On the Vital Principle/Book 3/Chapter 7
|←Prelude to Chapter 7||On the Vital Principle by , translated by Charles Collier
Book 3, Chapter 7
|Prelude to Chapter 8→|
-- Chapter 7 --
It has already been said by what faculty the mind discerns that sweet differs from hot, but yet it may be spoken of again here. It is then an unit of some kind; and an unit in the sense of a limit, for it is as an unit and a limit in the relation, considered analogically and numerically, which the unit bears to the limit. What matters it, besides, whether our doubt is as to how the faculty judges of things, generically, the same, or opposite, as white and black ?
Let A = white be in relation to B = black, and let C be to D as A is to B, and so reciprocally; if C, D be properties of some one body they will be as the properties A, B, and the body will be one and the same with the other, although not the same in the mode of being; and the same reasoning will hold good, of course, though A be = sweet and B = white. Thus, the cogitative faculty dwells upon ideas in images, and by images, independently of sensation, it in some way determines what ought to be pursued after or fled from; but, when acted upon by images, it is moved to think, and, perceiving the beacon to be on fire and moving, it comprehends, by that common property (motion), that an enemy is at hand. Sometimes, too, by images or thoughts present in Vital Principle, that faculty, as if seeing, calculates and orders things future in their relation to things present; and when it suggests that something is grateful or hurtful, it bids to pursue after or flee from it, as its biddings always tend to action. And with respect to all which pertains to inaction, the true and the false are in the same genus with the good and bad; but with this difference, that the former have an absolute, and the latter only a relative signification. The mind dwells upon abstractions, so termed, as it thinks upon a snub nose: in so far as it is a nose of that character it cannot be thought upon abstractedly, but in so far as it is concave the mind can, by thinking intensely upon the form, realise to itself the nose without the flesh in which the form is embodied. Thus, too, the mind thinks upon mathematical questions as abstractions, although they are not really so, when they are thought upon.
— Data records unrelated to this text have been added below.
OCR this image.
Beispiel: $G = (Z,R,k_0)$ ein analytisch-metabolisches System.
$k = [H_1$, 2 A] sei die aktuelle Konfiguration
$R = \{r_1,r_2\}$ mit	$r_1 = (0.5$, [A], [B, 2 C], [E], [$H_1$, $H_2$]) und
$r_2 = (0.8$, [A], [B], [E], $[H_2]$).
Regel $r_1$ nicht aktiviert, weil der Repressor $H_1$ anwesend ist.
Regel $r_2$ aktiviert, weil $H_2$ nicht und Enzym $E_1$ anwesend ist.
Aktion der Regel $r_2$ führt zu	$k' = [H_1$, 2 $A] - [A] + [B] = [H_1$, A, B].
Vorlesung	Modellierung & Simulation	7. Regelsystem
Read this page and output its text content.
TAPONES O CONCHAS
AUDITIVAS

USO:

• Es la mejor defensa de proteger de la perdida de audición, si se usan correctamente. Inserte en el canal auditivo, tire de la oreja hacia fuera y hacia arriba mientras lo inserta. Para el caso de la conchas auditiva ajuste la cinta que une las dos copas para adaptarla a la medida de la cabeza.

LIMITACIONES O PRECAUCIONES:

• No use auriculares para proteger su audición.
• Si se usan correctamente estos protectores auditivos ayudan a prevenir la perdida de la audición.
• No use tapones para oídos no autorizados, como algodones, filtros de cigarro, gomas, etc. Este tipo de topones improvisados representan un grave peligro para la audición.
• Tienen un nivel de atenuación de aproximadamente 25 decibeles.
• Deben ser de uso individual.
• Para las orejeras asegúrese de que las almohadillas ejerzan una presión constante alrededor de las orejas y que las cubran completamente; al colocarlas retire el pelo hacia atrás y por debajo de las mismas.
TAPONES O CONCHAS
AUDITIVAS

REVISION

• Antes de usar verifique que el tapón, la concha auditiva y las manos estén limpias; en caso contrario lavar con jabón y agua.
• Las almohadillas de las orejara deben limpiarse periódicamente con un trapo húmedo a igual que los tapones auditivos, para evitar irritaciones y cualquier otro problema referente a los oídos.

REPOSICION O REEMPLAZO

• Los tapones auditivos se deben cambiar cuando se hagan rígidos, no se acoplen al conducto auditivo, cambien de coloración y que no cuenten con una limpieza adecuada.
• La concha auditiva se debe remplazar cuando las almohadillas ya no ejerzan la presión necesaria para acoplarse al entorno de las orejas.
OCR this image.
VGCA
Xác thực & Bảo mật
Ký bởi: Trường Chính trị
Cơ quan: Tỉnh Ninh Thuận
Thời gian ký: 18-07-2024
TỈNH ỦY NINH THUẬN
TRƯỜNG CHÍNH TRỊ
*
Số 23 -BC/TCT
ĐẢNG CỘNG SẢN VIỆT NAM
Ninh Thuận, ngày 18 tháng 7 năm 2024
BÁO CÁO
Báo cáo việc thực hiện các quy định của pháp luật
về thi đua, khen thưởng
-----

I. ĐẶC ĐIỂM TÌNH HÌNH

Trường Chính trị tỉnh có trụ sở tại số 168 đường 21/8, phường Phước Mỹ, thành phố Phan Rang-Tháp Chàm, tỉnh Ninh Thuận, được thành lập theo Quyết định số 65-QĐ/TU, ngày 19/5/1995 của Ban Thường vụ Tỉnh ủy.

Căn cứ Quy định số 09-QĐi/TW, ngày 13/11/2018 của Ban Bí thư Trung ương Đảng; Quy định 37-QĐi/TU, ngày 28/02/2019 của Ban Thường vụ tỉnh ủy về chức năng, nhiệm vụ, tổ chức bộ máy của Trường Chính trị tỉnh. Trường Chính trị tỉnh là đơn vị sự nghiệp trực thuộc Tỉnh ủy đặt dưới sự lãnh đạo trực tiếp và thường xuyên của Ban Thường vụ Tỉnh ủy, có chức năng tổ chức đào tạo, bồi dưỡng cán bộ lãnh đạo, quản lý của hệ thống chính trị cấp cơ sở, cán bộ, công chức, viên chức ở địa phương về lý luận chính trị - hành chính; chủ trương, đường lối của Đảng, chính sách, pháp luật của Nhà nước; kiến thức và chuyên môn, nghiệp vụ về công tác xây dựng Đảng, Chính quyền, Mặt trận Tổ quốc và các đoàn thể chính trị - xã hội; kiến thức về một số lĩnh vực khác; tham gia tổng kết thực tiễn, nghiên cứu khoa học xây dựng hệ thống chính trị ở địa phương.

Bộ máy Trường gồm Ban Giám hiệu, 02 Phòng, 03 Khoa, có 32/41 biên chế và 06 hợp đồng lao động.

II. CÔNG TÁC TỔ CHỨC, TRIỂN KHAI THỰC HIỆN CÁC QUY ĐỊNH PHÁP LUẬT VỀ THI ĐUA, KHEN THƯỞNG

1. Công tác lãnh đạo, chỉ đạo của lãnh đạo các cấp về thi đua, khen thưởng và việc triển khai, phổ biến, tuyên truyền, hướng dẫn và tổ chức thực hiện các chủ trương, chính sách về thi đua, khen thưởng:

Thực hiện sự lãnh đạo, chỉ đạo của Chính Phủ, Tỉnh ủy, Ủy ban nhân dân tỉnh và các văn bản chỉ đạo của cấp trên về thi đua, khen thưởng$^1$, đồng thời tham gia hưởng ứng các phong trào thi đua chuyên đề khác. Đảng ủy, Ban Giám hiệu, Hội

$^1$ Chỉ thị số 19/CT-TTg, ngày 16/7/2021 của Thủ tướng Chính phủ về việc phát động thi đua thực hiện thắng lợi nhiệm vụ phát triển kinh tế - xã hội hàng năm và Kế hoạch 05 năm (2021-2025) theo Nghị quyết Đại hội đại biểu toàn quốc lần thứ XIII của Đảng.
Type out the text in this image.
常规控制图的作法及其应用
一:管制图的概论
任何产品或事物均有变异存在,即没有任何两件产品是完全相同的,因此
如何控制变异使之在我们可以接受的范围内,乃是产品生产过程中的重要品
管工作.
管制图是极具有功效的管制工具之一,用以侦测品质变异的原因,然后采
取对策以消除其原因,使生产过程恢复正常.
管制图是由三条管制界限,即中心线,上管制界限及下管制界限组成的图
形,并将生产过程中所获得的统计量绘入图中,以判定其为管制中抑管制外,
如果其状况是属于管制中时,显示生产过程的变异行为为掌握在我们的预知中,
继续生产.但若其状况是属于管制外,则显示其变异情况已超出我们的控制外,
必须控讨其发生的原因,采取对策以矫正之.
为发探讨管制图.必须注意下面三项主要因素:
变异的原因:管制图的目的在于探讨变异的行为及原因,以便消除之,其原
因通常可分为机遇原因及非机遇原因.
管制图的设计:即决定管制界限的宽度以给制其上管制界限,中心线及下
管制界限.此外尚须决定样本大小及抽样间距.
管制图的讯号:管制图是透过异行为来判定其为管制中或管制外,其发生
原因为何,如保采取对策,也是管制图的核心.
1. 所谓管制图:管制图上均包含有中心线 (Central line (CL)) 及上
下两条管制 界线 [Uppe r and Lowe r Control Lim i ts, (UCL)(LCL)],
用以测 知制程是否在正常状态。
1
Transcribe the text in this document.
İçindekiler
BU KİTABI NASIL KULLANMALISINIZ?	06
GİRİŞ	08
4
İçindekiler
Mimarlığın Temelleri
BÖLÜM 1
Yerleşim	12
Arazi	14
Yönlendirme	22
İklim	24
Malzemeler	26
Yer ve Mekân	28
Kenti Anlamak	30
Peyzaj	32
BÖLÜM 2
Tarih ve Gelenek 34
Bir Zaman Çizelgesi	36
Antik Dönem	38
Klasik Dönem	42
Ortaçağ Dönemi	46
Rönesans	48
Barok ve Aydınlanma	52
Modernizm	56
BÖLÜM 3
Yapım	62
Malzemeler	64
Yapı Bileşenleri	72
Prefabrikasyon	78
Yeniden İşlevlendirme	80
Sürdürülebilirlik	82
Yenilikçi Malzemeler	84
In fine, the mind when thinking, is, in act, the thing thought upon. It shall hereafter be considered whether or not it can be admitted that the mind, without being itself apart from magnitude, can comprehend abstractions.
Note 1, p. 165. Images belong, naturally, to the thinking principle, &c.] This very suggestive comparison between intellectual and sentient perceptions, seems, even in the absence of knowledge of the brain, to assume that practical thoughts must be derived from the senses, and, therefore, through a sensorium; and as impressions may be genial or otherwise, the faculties suggest pursuit or flight. The practical mind, in fact, never thinks without an image which acts, in its turn, so to say, upon it, as the air, which has been impressed by colour, does upon the pupil and the pupil upon something else (that is, the retina), and so sound upon the hearing; but the last term, that is, the visual or auditory sense, is one, as the mean or medium, however modified in condition, is one. It will be evident, with but little consideration, that the obscurity which is palpable in the succeeding passages is occasioned by the absence of the brain, and can be cleared away only by its introduction; and that, with it, the analogies of unit and limit acquire some kind of signification.
Note 2, p. 166. Thus the cogitative faculty dwells, &c.] Aristotle seems here to consider images or thoughts, present in memory, as necessary to ratiocination, and he has elsewhere said that an individual without senses could neither learn nor understand; but he is evidently alluding to a higher faculty than the sensibility, and which is able, by abstract reasoning, to draw, from present appearances or images, conclusions as to future occurrences, and, by that prevision, to determine what should or should not be done.
Note 3, p. 166. And with respect to all which, &c.] This passage seems, although obscure from its brevity, to imply that without action, when thoughts are not carried out that is, there can for us be neither good nor bad, as these are relations pertaining to individuals, and dependent, not upon any universal law but, upon social institutions; but that truth, being the same for ever, is, even when not exercised, in an absolute relation to all men, and in opposition to all falsehood.
Note 4, p. 166. The mind dwells upon abstractions, &c.] The term abstractions here, as in an earlier passage, signifies mathematical questions, which, from not being referrible to any particular body, admit of being treated as such; and so a snub-nose, as the realisation of a particular form, may, by that form apart from matter, be regarded as an abstraction. The argument is then resumed that the mind, when thinking, is, when active or in act, the subject thought upon. The closing passage, by its questioning whether "the mind, without being itself immaterial, can comprehend abstractions," seems to militate against the arguments adduced to prove that it is impassive and homogeneous, freed, that is, from all the conditions of matter; but it is yet doubtful where (whether or not in "the metaphysics") this argument may, according to promise, have been continued.